Pour agir dessus, on utilise même des molécules chimiques masquant ses manifestations dans le but de la faire taire. Pourtant la douleur, en elle-même, est un signal, un message destiné à nous alerter.  C’est même une fonction vitale,  sans douleur, aucune réaction face au danger. D’ailleurs, les personnes atteintes d’insensibilité congénitale à la douleur (maladie rare mais très grave) ne vivent pas longtemps et se blessent constamment.

En acceptant la douleur, en réaction nous allons rationnaliser nos comportements. Nous pouvons évaluer son origine qui peut être somatique ou psychique, identifier la souffrance et la mémoire qui peuvent la distordre.

La gestion de la douleur est un paramètre essentiel de la performance au même titre que le plaisir.
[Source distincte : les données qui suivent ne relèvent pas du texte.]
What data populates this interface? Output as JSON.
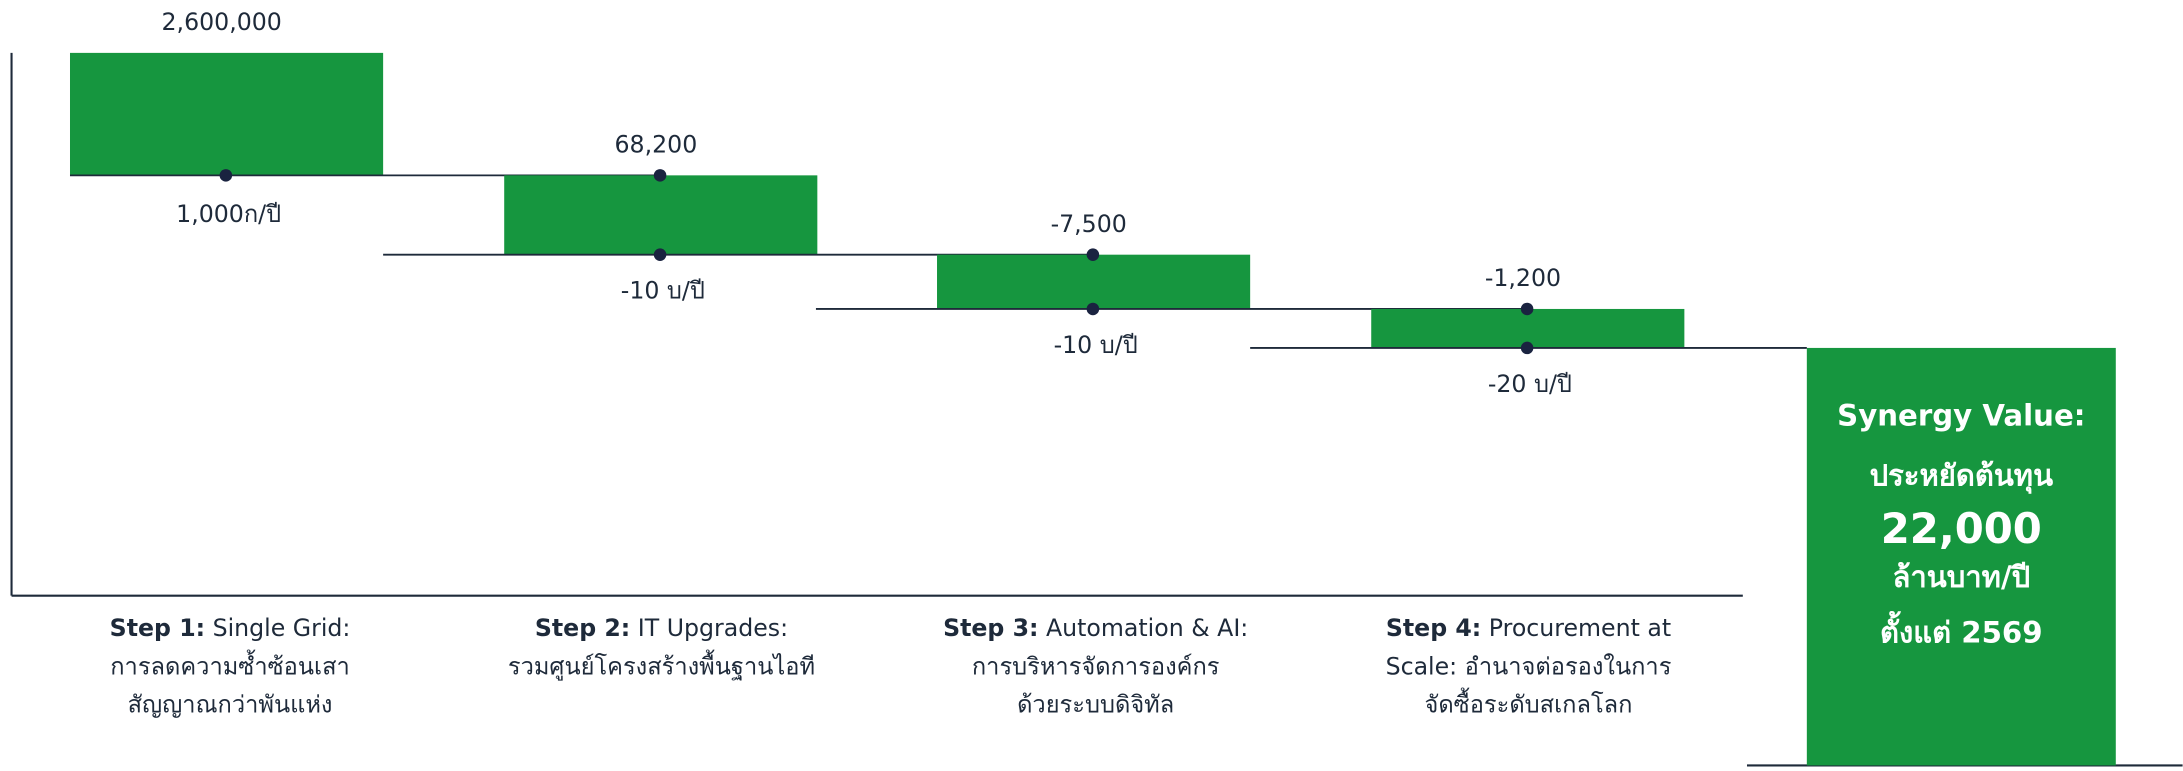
{
  "steps": [
    {
      "top_value": "2,600,000",
      "bottom_value": "1,000ก/ปี",
      "label": {
        "bold": "Step 1:",
        "lines": [
          " Single Grid:",
          "การลดความซ้ำซ้อนเสา",
          "สัญญาณกว่าพันแห่ง"
        ]
      }
    },
    {
      "top_value": "68,200",
      "bottom_value": "-10 บ/ปี",
      "label": {
        "bold": "Step 2:",
        "lines": [
          " IT Upgrades:",
          "รวมศูนย์โครงสร้างพื้นฐานไอที"
        ]
      }
    },
    {
      "top_value": "-7,500",
      "bottom_value": "-10 บ/ปี",
      "label": {
        "bold": "Step 3:",
        "lines": [
          " Automation & AI:",
          "การบริหารจัดการองค์กร",
          "ด้วยระบบดิจิทัล"
        ]
      }
    },
    {
      "top_value": "-1,200",
      "bottom_value": "-20 บ/ปี",
      "label": {
        "bold": "Step 4:",
        "lines": [
          " Procurement at",
          "Scale: อำนาจต่อรองในการ",
          "จัดซื้อระดับสเกลโลก"
        ]
      }
    }
  ],
  "total": {
    "lines": [
      "Synergy Value:",
      "ประหยัดต้นทุน",
      "22,000",
      "ล้านบาท/ปี",
      "ตั้งแต่ 2569"
    ]
  }
}
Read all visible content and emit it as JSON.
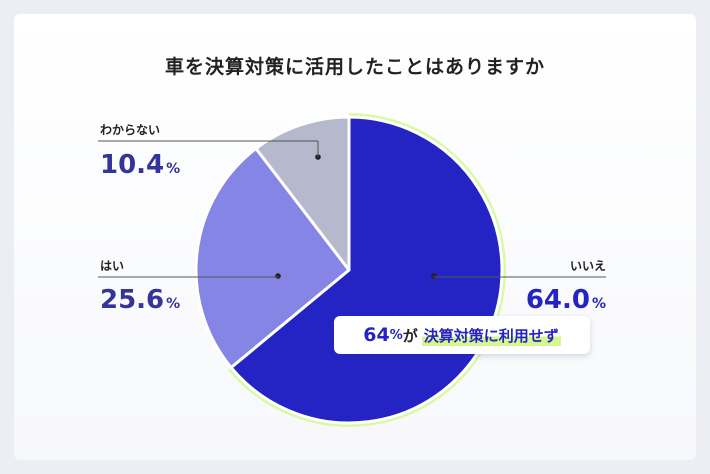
{
  "chart_data": {
    "type": "pie",
    "title": "車を決算対策に活用したことはありますか",
    "slices": [
      {
        "label": "いいえ",
        "value": 64.0,
        "display": "64.0",
        "unit": "%",
        "color": "#2424c4",
        "value_color": "#2424c4"
      },
      {
        "label": "はい",
        "value": 25.6,
        "display": "25.6",
        "unit": "%",
        "color": "#8585e6",
        "value_color": "#34349a"
      },
      {
        "label": "わからない",
        "value": 10.4,
        "display": "10.4",
        "unit": "%",
        "color": "#b6b8ce",
        "value_color": "#34349a"
      }
    ],
    "start_angle_deg": 0,
    "direction": "clockwise",
    "highlight_ring_color": "#d9f9a6"
  },
  "callout": {
    "pct": "64",
    "unit": "%",
    "ga": "が",
    "highlight": "決算対策に利用せず"
  }
}
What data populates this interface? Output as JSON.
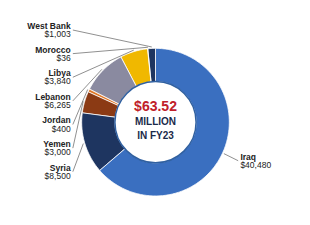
{
  "chart_data": {
    "type": "donut",
    "categories": [
      "Iraq",
      "Syria",
      "Yemen",
      "Jordan",
      "Lebanon",
      "Libya",
      "Morocco",
      "West Bank"
    ],
    "values": [
      40480,
      8500,
      3000,
      400,
      6265,
      3840,
      36,
      1003
    ],
    "value_labels": [
      "$40,480",
      "$8,500",
      "$3,000",
      "$400",
      "$6,265",
      "$3,840",
      "$36",
      "$1,003"
    ],
    "colors": [
      "#3a6fc0",
      "#1e3560",
      "#8b3a14",
      "#e07828",
      "#8a8aa0",
      "#f0b800",
      "#5aaa40",
      "#1e3560"
    ],
    "annotations": [
      "$63.52",
      "MILLION",
      "IN FY23"
    ],
    "data_labels": true
  }
}
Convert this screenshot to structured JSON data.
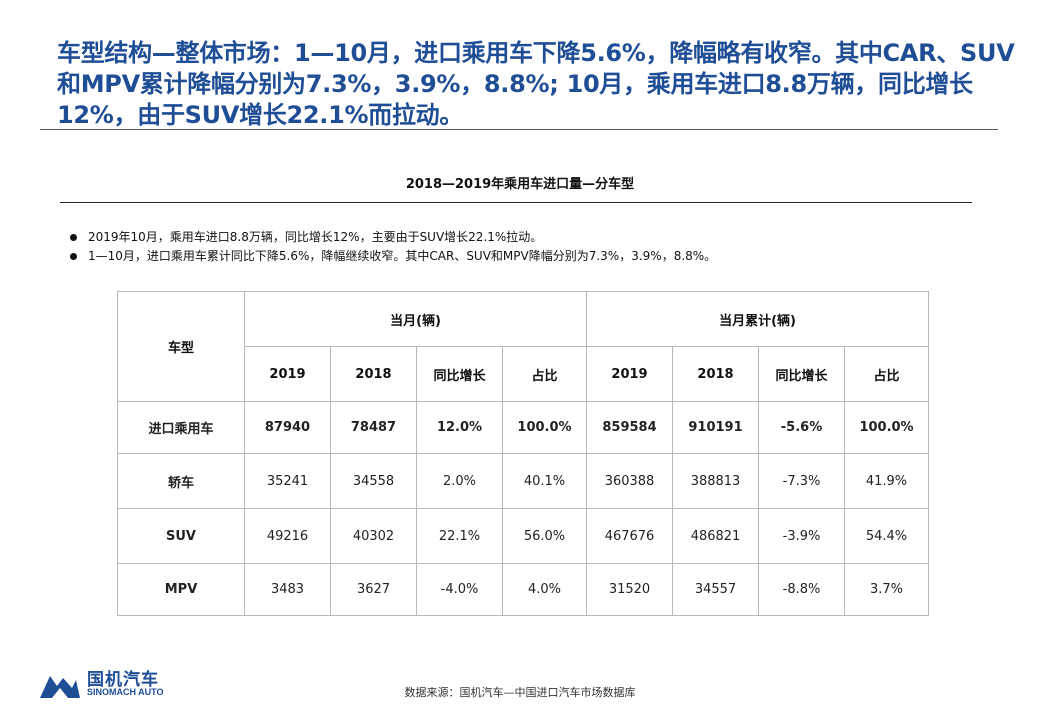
{
  "headline": "车型结构—整体市场：1—10月，进口乘用车下降5.6%，降幅略有收窄。其中CAR、SUV和MPV累计降幅分别为7.3%，3.9%，8.8%; 10月，乘用车进口8.8万辆，同比增长12%，由于SUV增长22.1%而拉动。",
  "chart_title": "2018—2019年乘用车进口量—分车型",
  "bullets": [
    "2019年10月，乘用车进口8.8万辆，同比增长12%，主要由于SUV增长22.1%拉动。",
    "1—10月，进口乘用车累计同比下降5.6%，降幅继续收窄。其中CAR、SUV和MPV降幅分别为7.3%，3.9%，8.8%。"
  ],
  "table": {
    "type_header": "车型",
    "group_month": "当月(辆)",
    "group_cumulative": "当月累计(辆)",
    "sub_headers": [
      "2019",
      "2018",
      "同比增长",
      "占比",
      "2019",
      "2018",
      "同比增长",
      "占比"
    ],
    "rows": [
      {
        "type": "进口乘用车",
        "cells": [
          "87940",
          "78487",
          "12.0%",
          "100.0%",
          "859584",
          "910191",
          "-5.6%",
          "100.0%"
        ]
      },
      {
        "type": "轿车",
        "cells": [
          "35241",
          "34558",
          "2.0%",
          "40.1%",
          "360388",
          "388813",
          "-7.3%",
          "41.9%"
        ]
      },
      {
        "type": "SUV",
        "cells": [
          "49216",
          "40302",
          "22.1%",
          "56.0%",
          "467676",
          "486821",
          "-3.9%",
          "54.4%"
        ]
      },
      {
        "type": "MPV",
        "cells": [
          "3483",
          "3627",
          "-4.0%",
          "4.0%",
          "31520",
          "34557",
          "-8.8%",
          "3.7%"
        ]
      }
    ]
  },
  "logo": {
    "name_cn": "国机汽车",
    "name_en": "SINOMACH AUTO",
    "color": "#1f4e96"
  },
  "source": "数据来源：国机汽车—中国进口汽车市场数据库"
}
Cette relation entre plaisir et douleur est cruciale pour nous, traileurs, qui recherchons le plaisir en présence de douleur.

La performance est donc un équilibre subtil entre douleur et plaisir qui nous ferait dire : « La douleur était intense mais quel pied ! » plutôt que « J’étais content d’être là mais vraiment j’avais trop mal ». Entre ces deux phrases, ce n’est pas la douleur qui a changée mais l’émotion.

 

Le ressenti de la douleur n’est pas une donnée isolée cartésienne. Il est lié au plaisir ou à la souffrance qui oriente le résultat. Si le plaisir est là, il permet d’attester de son implication dans l’effort. Si le plaisir est insuffisant, la souffrance et la distorsion émotionnelle impose l’arrêt,  l’abandon, la déception.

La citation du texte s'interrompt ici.